90-day outlook: The hog market’s upside spring potential could be quite large if the USDA was correct in indicating likely 2% annual supply reductions into early summer. But, as discussed above, there are now clear questions on the supply front. Increased hog numbers could limit the size of the usual spring price surge. Indeed, if forthcoming supplies were to match those seen in mid-2021, which modestly exceeded those of 2022, the market could still enjoy considerable upside potential. We would again remind readers the hog index topped the $122.00 level in each of the past two years, which makes summer futures in the $102.50-$105.00 range look undervalued.  

What to do: Get current with advised feed coverage. Be prepared to extend coverage on additional price pressure.

Hedgers: Carry all risk in the cash market for now.

Feed needs: You have all corn-for-feed and soymeal needs covered in the cash market through February.

 

 

Cattle

Price action: April live cattle futures rose 57 1/2 cents to $164.65, closing near mid-range after setting a new contract high today. For the week, April cattle rose 70 cents. March feeder cattle futures gained 30 cents to $186.525 and nearer the session high. For the week, March feeders gained 12 1/2 cents.

5-day outlook: The push to a new contract high in April live cattle futures today, including a technically bullish weekly high close, sets the table for follow-through technical buying when trading resumes next Tuesday. Cash cattle market fundamentals remain solid and the technical posture for live cattle is fully bullish. Cash cattle trading action has so far been light at slightly firmer prices compared with last week. Feedlots are passing on $162 bids in the Southern Plains. Packers are going to need to bring more aggressive bids or trade for the week may end up light. Choice boxed beef cutout value at midday rose another $1.34 to $280.89, while Select grade rose $4.01 to $266.65, narrowing the Choice/Select spread to $14.24. Packer margins have improved significantly from the rising wholesale prices, likely prompting packers to actively compete for a tightening supplies of market-ready cattle. The USDA monthly Cattle-on-Feed report next Friday is expected to show placements down around 1% from year-ago levels.

30-day outlook: This week USDA reported steer dressed weights at 908 pounds per head, down 22 pounds from last year at this time. While that weight difference is likely to decline in the short term, year-to-year weight reduction is still likely to remain significant. This, along with the cattle market’s history of price strength into early spring, favors the cattle market bulls in the coming few months. The cattle market has a strong tendency to rally through the first quarter of years when late-January steer weights have fallen below year-ago levels. The weight reductions imply limited supplies of market-ready cattle in feedlots, which then force packers to boost bids for those animals.

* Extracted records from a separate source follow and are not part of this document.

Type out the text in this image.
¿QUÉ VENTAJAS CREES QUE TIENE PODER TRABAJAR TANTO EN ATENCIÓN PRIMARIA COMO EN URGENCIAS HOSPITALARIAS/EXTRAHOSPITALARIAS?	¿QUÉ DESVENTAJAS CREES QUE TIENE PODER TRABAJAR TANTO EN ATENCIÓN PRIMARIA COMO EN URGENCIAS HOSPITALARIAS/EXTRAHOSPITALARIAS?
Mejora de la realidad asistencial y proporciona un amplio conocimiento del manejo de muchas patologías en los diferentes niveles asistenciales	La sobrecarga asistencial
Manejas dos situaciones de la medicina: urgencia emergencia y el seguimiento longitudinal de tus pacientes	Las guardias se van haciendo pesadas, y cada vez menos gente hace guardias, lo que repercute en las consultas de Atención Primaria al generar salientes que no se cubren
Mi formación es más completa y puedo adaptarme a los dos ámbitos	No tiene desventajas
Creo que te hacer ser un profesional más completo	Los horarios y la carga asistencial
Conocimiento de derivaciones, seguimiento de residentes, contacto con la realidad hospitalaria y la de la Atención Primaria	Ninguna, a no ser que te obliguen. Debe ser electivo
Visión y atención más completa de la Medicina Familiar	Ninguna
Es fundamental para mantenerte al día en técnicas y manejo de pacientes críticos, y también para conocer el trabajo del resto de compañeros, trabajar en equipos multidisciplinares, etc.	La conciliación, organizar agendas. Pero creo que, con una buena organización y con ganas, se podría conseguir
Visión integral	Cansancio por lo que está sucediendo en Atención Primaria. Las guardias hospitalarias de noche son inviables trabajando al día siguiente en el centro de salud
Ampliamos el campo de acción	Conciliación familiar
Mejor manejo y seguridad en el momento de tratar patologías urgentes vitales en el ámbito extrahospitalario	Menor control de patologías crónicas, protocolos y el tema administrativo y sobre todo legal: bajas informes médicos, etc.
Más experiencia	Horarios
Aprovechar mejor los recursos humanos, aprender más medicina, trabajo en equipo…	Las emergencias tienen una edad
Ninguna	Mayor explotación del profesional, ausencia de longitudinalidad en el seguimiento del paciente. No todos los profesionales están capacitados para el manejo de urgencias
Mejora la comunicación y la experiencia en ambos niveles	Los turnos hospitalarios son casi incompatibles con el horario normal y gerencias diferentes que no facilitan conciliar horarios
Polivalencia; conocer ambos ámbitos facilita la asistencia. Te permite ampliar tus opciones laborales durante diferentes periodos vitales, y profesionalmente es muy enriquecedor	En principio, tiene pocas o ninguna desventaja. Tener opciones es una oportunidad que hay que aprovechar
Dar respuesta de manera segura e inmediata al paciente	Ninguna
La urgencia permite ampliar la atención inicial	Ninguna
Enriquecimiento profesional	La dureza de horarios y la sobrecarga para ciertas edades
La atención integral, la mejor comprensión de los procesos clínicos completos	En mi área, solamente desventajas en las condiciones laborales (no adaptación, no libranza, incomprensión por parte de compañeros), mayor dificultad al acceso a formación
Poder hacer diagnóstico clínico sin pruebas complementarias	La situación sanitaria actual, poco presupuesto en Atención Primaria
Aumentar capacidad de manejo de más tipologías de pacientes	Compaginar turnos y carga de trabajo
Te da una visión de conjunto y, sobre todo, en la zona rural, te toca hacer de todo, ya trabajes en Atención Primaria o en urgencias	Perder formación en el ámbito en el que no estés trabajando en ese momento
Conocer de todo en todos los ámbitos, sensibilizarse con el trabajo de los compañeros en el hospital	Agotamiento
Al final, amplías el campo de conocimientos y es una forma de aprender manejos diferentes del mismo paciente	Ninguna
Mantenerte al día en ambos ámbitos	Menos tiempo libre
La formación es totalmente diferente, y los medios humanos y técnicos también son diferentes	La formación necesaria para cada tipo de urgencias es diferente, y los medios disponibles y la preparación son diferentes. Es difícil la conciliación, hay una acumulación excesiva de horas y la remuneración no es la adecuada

90-day outlook: Concerns about the U.S. and global economic outlook may limit the upside in the cattle markets in the coming months. It appears the general marketplace this week, following a hot U.S. producer price inflation report, came to the realization that the Federal Reserve will have to keep interest rates higher for longer to tamp down problematic price inflation. That scenario means squeezing consumer demand that may in turn prompt substitution buying of cheaper-priced meats. Still, history shows red meat demand doesn’t suffer that significantly except in the very worst economic conditions. 

What to do: Get current with advised feed coverage. Be prepared to extend coverage on additional price pressure.

Hedgers: Carry all risk in the cash market for now.

Feed needs: You have all corn-for-feed and soymeal needs covered in the cash market through February.